Falling Rents Squeeze Investors

October 21, 2009 in Real Estate Investing by Greg Fielding

for rentBay Area rents are declining…not surprising given the rise in unemployment and struggling economy.

The trend is alarming if you are a landlord. Especially if you are like most small-time investors with a handful of properties that barely cash-flow.

From The San Francisco Chronicle Apartment market moving on up

Bay Area landlords might not be entirely thrilled, having seen their rents drop by an average of 7.5 percent over the past year, compared with 3.7 percent nationwide, according to the report, based on figures up to Sept. 30. Still, not so bad in light of the 17.3 percent increase they enjoyed over the past four years. In San Francisco, rents dipped 5.6 percent over the past year – studios and one-bedrooms showing significant drops – compared with an overall 26.4 percent increase in the past four years.

San Francisco tenants might not be over the moon either.
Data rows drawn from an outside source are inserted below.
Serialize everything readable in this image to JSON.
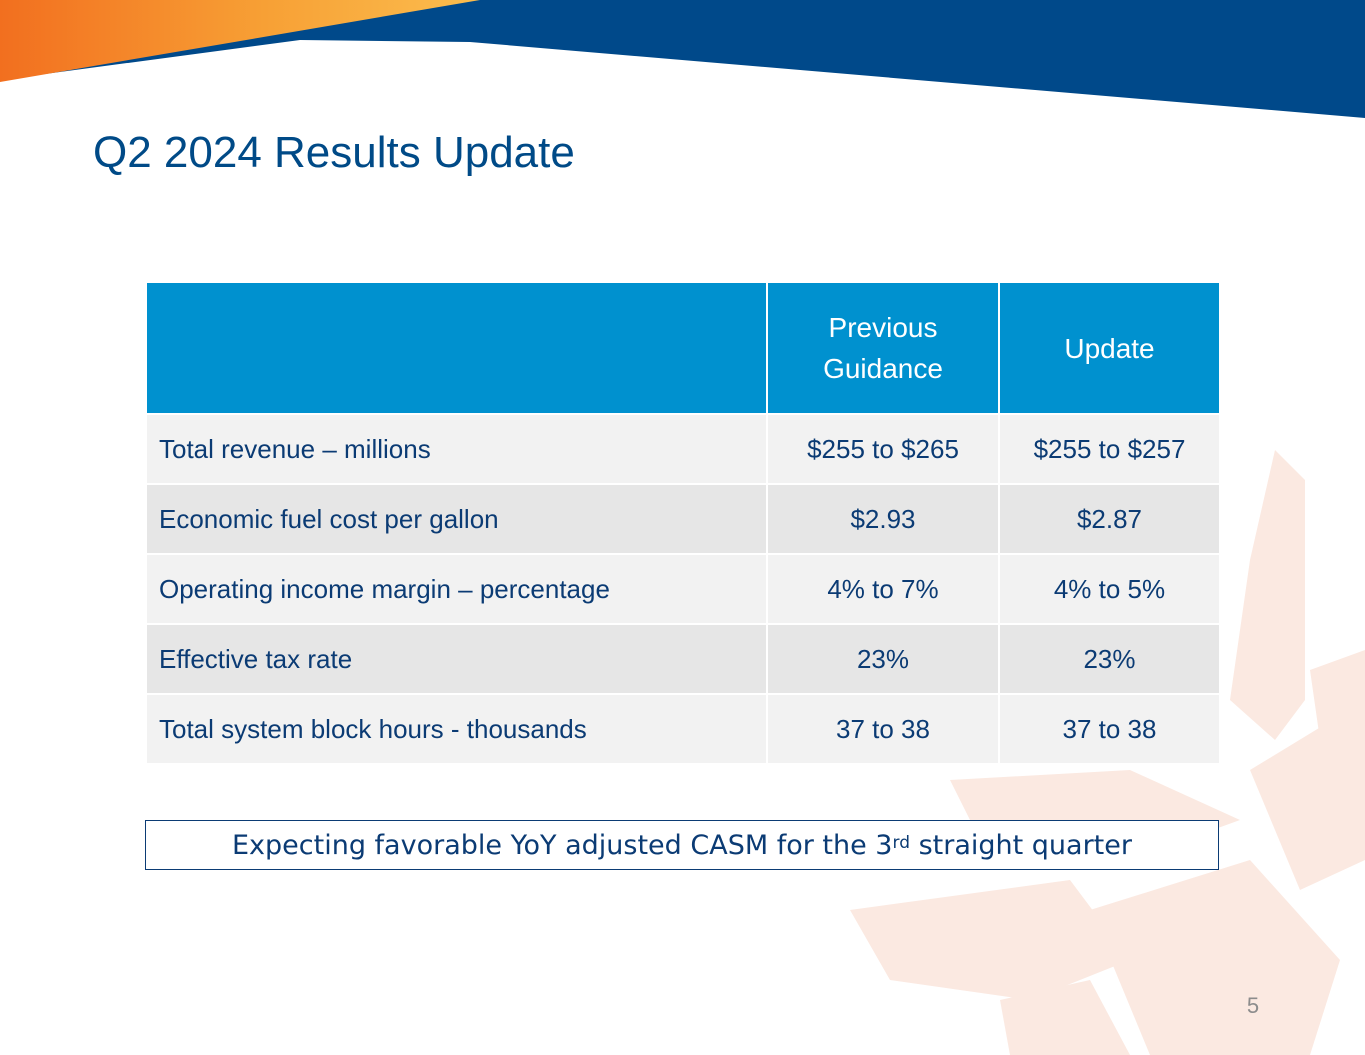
{
  "slide": {
    "title": "Q2 2024 Results Update",
    "page_number": "5"
  },
  "colors": {
    "title": "#004a87",
    "header_fill": "#0091cf",
    "body_text": "#0b3b74",
    "banner_blue": "#00498a",
    "banner_orange": "#f57e20"
  },
  "table": {
    "headers": [
      "",
      "Previous\nGuidance",
      "Update"
    ],
    "header_previous_line1": "Previous",
    "header_previous_line2": "Guidance",
    "header_update": "Update",
    "rows": [
      {
        "label": "Total revenue – millions",
        "previous": "$255 to $265",
        "update": "$255 to $257"
      },
      {
        "label": "Economic fuel cost per gallon",
        "previous": "$2.93",
        "update": "$2.87"
      },
      {
        "label": "Operating income margin – percentage",
        "previous": "4% to 7%",
        "update": "4% to 5%"
      },
      {
        "label": "Effective tax rate",
        "previous": "23%",
        "update": "23%"
      },
      {
        "label": "Total system block hours - thousands",
        "previous": "37 to 38",
        "update": "37 to 38"
      }
    ]
  },
  "callout": {
    "text_before": "Expecting favorable YoY adjusted CASM for the 3",
    "superscript": "rd",
    "text_after": " straight quarter"
  }
}
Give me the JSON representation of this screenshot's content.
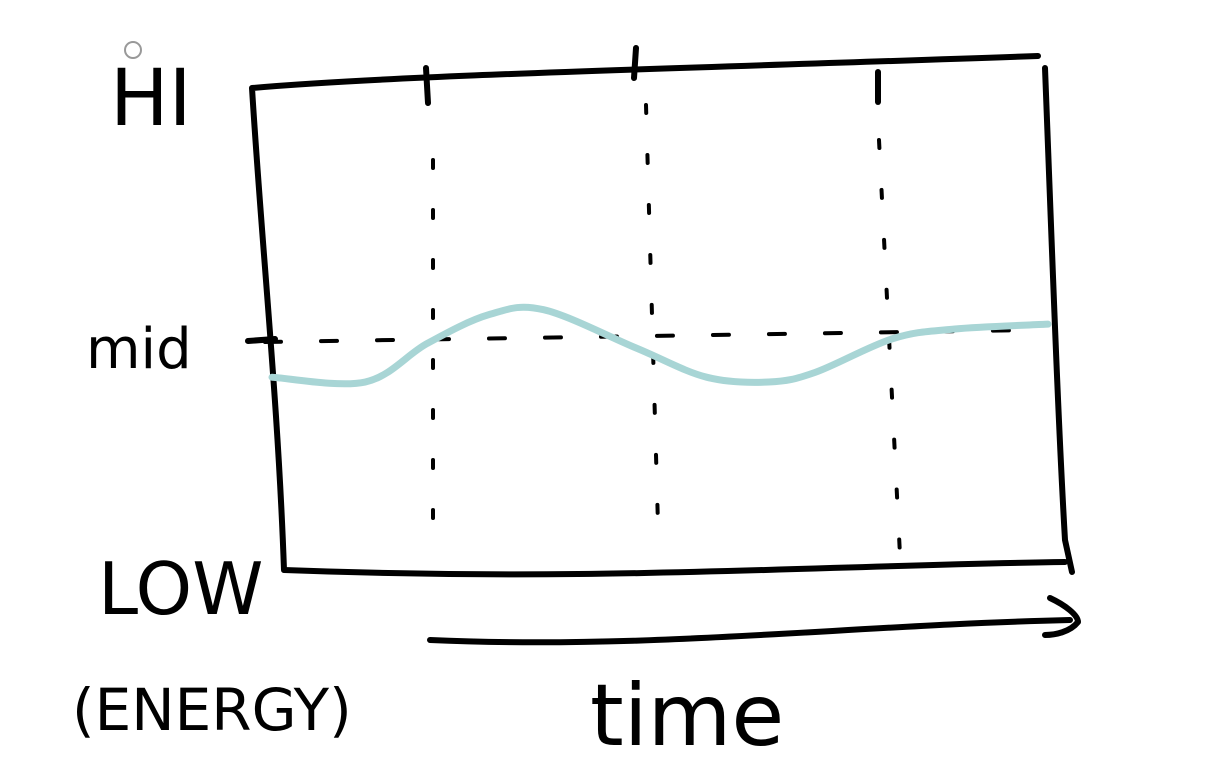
{
  "chart_data": {
    "type": "line",
    "title": "",
    "xlabel": "time",
    "ylabel": "(ENERGY)",
    "y_tick_labels": {
      "high": "HI",
      "mid": "mid",
      "low": "LOW"
    },
    "y_scale": [
      "LOW",
      "mid",
      "HI"
    ],
    "ylim": [
      0,
      1
    ],
    "xlim": [
      0,
      1
    ],
    "grid": "dashed vertical lines at x = 0.2, 0.47, 0.78 and a dashed horizontal line at mid",
    "x_arrow": true,
    "series": [
      {
        "color": "#a8d5d5",
        "x": [
          0,
          0.12,
          0.2,
          0.28,
          0.35,
          0.47,
          0.56,
          0.64,
          0.7,
          0.8,
          0.88,
          1.0
        ],
        "y": [
          0.4,
          0.39,
          0.47,
          0.53,
          0.54,
          0.46,
          0.4,
          0.39,
          0.41,
          0.48,
          0.5,
          0.51
        ]
      }
    ]
  }
}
Averaging $2,270 a month, their rents are among the highest in the nation, and considerably more than the rest of the Bay Area, including Marin. But before you give your landlord 30 days’ notice, be warned that Marin’s 95.9 percent occupancy rate is even higher than San Francisco’s, according to the report ( www.realfacts.com).

Anything over 95 percent occupancy, which San Mateo also enjoys, is considered “healthy,” said RealFacts co-founder Sarah Bridge. Not so healthy are Santa Clara, Alameda and Contra Costa counties, with higher vacancy rates. Santa Clara County’s whopping 10.1 percent decline in average rents was among the worst in the country. A glut of overpriced apartments resulting from the tech downturn is the explanation.

All in all, “apartments are looking pretty good,” said Bridge. “Landlords are adjusting their rent levels to what is affordable.”